INFO: Found device /dev/mmcblk0p6 on current boot device mmcblk0, using as mount for '(resin|balena)-data'.
find: /mnt/root/tmp/balena-supervisor/services: No such file or directory
[info]    Supervisor v15.0.4 starting up...
[info]    Setting host to discoverable
[debug]   Starting systemd unit: avahi-daemon.service
[debug]   Starting systemd unit: avahi-daemon.socket
[debug]   Starting logging infrastructure
[info]    Starting firewall
[warn]    Invalid firewall mode: . Reverting to state: off
[info]    Applying firewall mode: off
[success] Firewall mode applied
[debug]   Starting api binder
[debug]   Performing database cleanup for container log timestamps
[info]    Previous engine snapshot was not stored. Skipping cleanup.
[debug]   Handling of local mode switch is completed
(node:1) [DEP0005] DeprecationWarning: Buffer() is deprecated due to security and usability issues. Please use the Buffer.alloc(), Buffer.allocUnsafe(), or Buffer.from() methods instead.
(Use `node --trace-deprecation ...` to show where the warning was created)
[info]    API Binder bound to: https://api.aivero.lan/v6/
[event]   Event: Supervisor start {}
[info]    Starting API server
[info]    Supervisor API successfully started on port 48484
[debug]   Ensuring device is provisioned
[debug]   Connectivity check enabled: true
[debug]   Starting periodic check for IP addresses
[event]   Event: Device bootstrap {}
[info]    Waiting for connectivity...
[info]    VPN connection is not active.
[info]    New device detected. Provisioning...
[success] Initialised splash image backend
[info]    Reporting initial state, supervisor version and API info
[info]    Attempting to load any preloaded applications
[error]   LogBackend: unexpected error: Error: getaddrinfo EAI_AGAIN api.aivero.lan
[error]         at GetAddrInfoReqWrap.onlookupall [as oncomplete] (node:dns:119:26)
[event]   Event: Device bootstrap failed, retrying {"delay":30000,"error":{"cause":{},"isOperational":true,"errno":-3001,"code":"EAI_AGAIN","syscall":"getaddrinfo","hostname":"api.aivero.lan"}}
^C
root@9dc1123:~# ^C
root@9dc1123:~# ping api.aivero.lan
PING api.aivero.lan (192.168.88.243): 56 data bytes
64 bytes from 192.168.88.243: seq=0 ttl=64 time=1.528 ms
64 bytes from 192.168.88.243: seq=1 ttl=64 time=1.777 ms
^C

In the hostOS we can nslookup, ping or curl api.aivero.lan just fine.

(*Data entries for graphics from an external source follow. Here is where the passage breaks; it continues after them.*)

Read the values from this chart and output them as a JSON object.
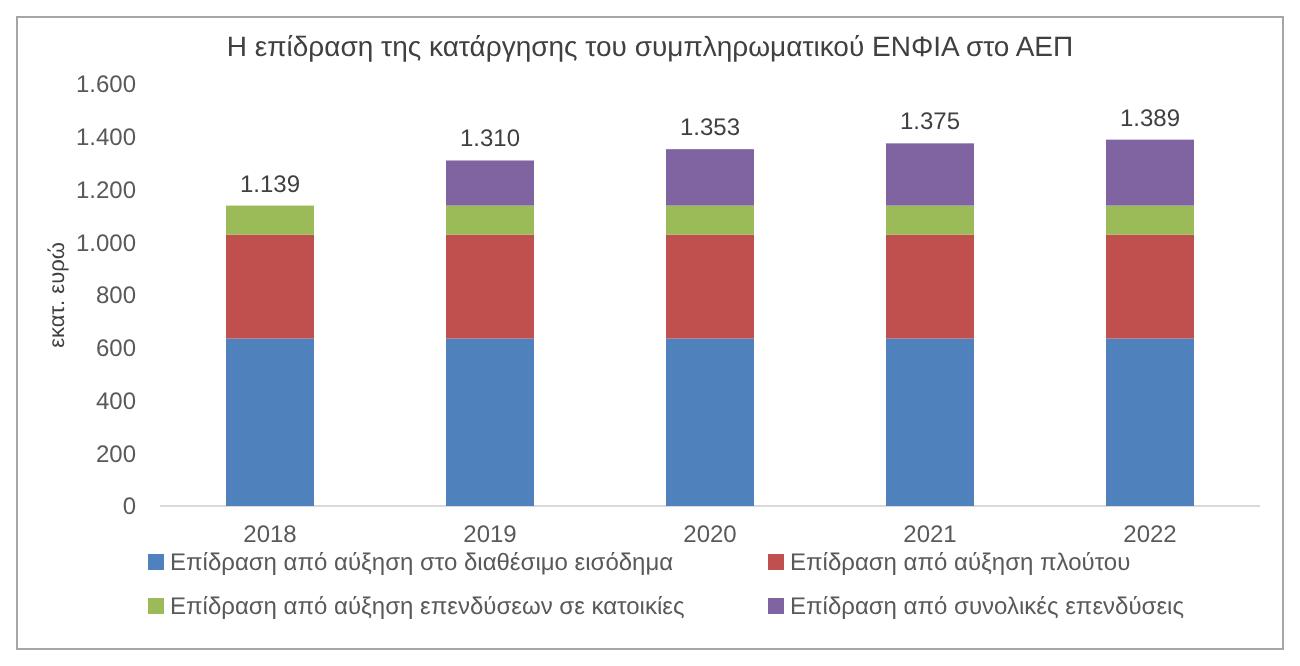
{
  "chart_data": {
    "type": "bar",
    "stacked": true,
    "title": "Η επίδραση της κατάργησης του συμπληρωματικού ΕΝΦΙΑ στο ΑΕΠ",
    "ylabel": "εκατ. ευρώ",
    "categories": [
      "2018",
      "2019",
      "2020",
      "2021",
      "2022"
    ],
    "series": [
      {
        "name": "Επίδραση από αύξηση στο διαθέσιμο εισόδημα",
        "color": "#4f81bd",
        "values": [
          635,
          635,
          635,
          635,
          635
        ]
      },
      {
        "name": "Επίδραση από αύξηση πλούτου",
        "color": "#c0504d",
        "values": [
          394,
          394,
          394,
          394,
          394
        ]
      },
      {
        "name": "Επίδραση από αύξηση επενδύσεων σε κατοικίες",
        "color": "#9bbb59",
        "values": [
          110,
          110,
          110,
          110,
          110
        ]
      },
      {
        "name": "Επίδραση από συνολικές επενδύσεις",
        "color": "#8064a2",
        "values": [
          0,
          171,
          214,
          236,
          250
        ]
      }
    ],
    "totals": [
      "1.139",
      "1.310",
      "1.353",
      "1.375",
      "1.389"
    ],
    "ylim": [
      0,
      1600
    ],
    "yticks": [
      {
        "value": 0,
        "label": "0"
      },
      {
        "value": 200,
        "label": "200"
      },
      {
        "value": 400,
        "label": "400"
      },
      {
        "value": 600,
        "label": "600"
      },
      {
        "value": 800,
        "label": "800"
      },
      {
        "value": 1000,
        "label": "1.000"
      },
      {
        "value": 1200,
        "label": "1.200"
      },
      {
        "value": 1400,
        "label": "1.400"
      },
      {
        "value": 1600,
        "label": "1.600"
      }
    ],
    "grid": false,
    "legend": "bottom"
  }
}
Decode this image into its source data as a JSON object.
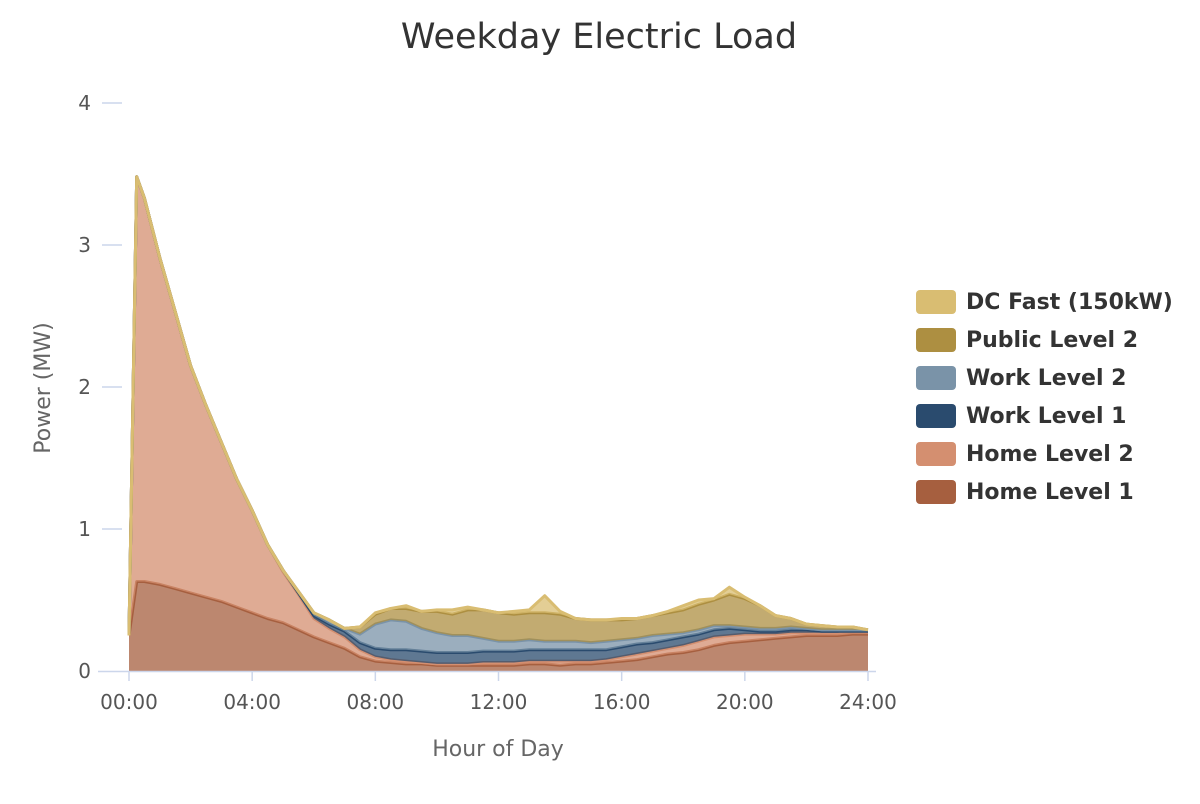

Inside the supervisor container nslookup resolves it to the correct IP, but shows it as a Non-Authoritative answer.


@acostach any insights here? Thank you :slight_smile:

We have a temporary workaround:

The latest openBalena version for RaspberryPi3 that has the HQ camera fix AND connects correctly is the v2.94.4

For the RaspberryPi4 version v2.88.4+rev0 has both the HQ fix AND connects correctly.


The question is how we can get the new 5.x.x versions fixed such that RPI3 and RPI4 connect correctly.

Any news on a potential real fix or any guidance on how to debug this further?

FYI @alexgg This is the forum entry we have for Supervisor fails to resolve DNS on v4, v5 in offline/air-gapped setup using open-balena · Issue #2237 · balena-os/balena-supervisor · GitHub

Will document how to reproduce this. One thing we noticed was that our version of open balena was rather old. So we are in the progress of upgrading that.

After a long back and forth it turns out the main blocker was the DNS resolver on the router, plus some caching on both the router and within open balena confuscating the problem.

Instead of using the DNS resolver on the router we are now running https://knot-resolver.readthedocs.io/ on a machine in the network and having the router advertise the DNS server through DHCP.

We are using the steps from Quick tips: Server Name Indication for internal domains with Turris Omnia | dennogumi.org to configure a DNS entry for our aivero.lan domain and all sub-, sub-sub domains.

I will create a MR to open balena that allows for running open balena fully air-gapped and I’ll need some suggestions on how to best integrate that with the usage flow around make.